Wer kennt sie nicht, die Bilder des traurigen Indio in der andinen Hochebene, des hoffnungslosen Slumbewohners der Städte, des Straßenmusikers im farbenfrohen Poncho oder auch des blutrünstigen Terroristen vom "Leuchtenden Pfad"?
Stereotype karikieren jede ethnische und soziale Gruppe Perus und werden über Reiseprospekte, Fernsehbilder, Presseberichte und die Bestseller Mario Vargas Llosas auch in unsere Köpfe transportiert. Wie eng verknüpft solche Stereotype mit dem Rassismus sind, zeigt die vorliegende Studie.

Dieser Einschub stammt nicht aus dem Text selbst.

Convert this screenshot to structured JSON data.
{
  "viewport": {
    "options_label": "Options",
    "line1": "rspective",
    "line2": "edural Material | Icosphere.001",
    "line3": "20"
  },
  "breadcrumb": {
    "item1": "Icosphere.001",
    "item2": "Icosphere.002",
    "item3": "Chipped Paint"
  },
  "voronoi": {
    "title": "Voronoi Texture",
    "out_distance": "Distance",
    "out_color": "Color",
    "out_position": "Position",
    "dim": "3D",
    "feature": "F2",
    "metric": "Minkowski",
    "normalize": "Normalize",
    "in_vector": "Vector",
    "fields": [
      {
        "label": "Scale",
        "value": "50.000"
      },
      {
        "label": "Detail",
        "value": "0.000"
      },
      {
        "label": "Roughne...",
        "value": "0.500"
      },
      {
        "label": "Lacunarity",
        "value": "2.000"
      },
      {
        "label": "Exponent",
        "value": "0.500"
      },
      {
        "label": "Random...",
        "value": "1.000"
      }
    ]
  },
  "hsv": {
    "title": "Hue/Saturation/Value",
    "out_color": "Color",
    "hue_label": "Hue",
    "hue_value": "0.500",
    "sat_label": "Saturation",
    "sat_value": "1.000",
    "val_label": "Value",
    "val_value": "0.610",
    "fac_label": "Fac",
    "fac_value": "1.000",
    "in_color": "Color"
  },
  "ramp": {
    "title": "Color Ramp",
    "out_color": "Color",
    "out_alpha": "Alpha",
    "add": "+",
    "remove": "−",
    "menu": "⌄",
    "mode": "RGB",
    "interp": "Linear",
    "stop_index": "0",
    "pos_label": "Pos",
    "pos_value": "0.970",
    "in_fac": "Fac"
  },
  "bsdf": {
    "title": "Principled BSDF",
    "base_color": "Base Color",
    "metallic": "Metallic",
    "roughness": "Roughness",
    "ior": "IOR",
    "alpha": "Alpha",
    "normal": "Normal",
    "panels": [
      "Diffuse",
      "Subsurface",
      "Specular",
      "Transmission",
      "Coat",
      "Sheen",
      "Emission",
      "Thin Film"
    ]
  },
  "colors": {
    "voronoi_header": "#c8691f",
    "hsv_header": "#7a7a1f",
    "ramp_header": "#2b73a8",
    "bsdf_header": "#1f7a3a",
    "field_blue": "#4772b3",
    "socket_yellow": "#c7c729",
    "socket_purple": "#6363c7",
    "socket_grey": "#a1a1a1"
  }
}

Mittels eines in der Ethnologie neuen und experimentellen Ansatzes werden hier schlaglichtartig verschiedene gesellschaftliche Ebenen und historische Phasen beleuchtet. Das Buch ist eine wissenschaftlich fundierte Studie - dennoch kann die Autorin ihr persönliches Engagement nicht verhehlen. Zudem entgeht sie der Gefahr, den Stoff theoretisch und "staubtrocken" abzuhandeln. Jedes Kapitel bietet eine neue und überraschende Perspektive, wie zum Beispiel die Untersuchung des Straßenslangs der Hauptstadt Lima, der Misswahlen, der Boulevardpresse oder der Literatur Vargas LLosas. Das reichhaltige Dokumentationsmaterial und die vielen Zitate (zumeist in der Originalsprache, deren Grundaussage wird aber zumeist noch einmal erklärt) erlauben allen, die sich ernsthaft für das Land interessieren, einen tiefen Einblick dessen soziale Strukturen.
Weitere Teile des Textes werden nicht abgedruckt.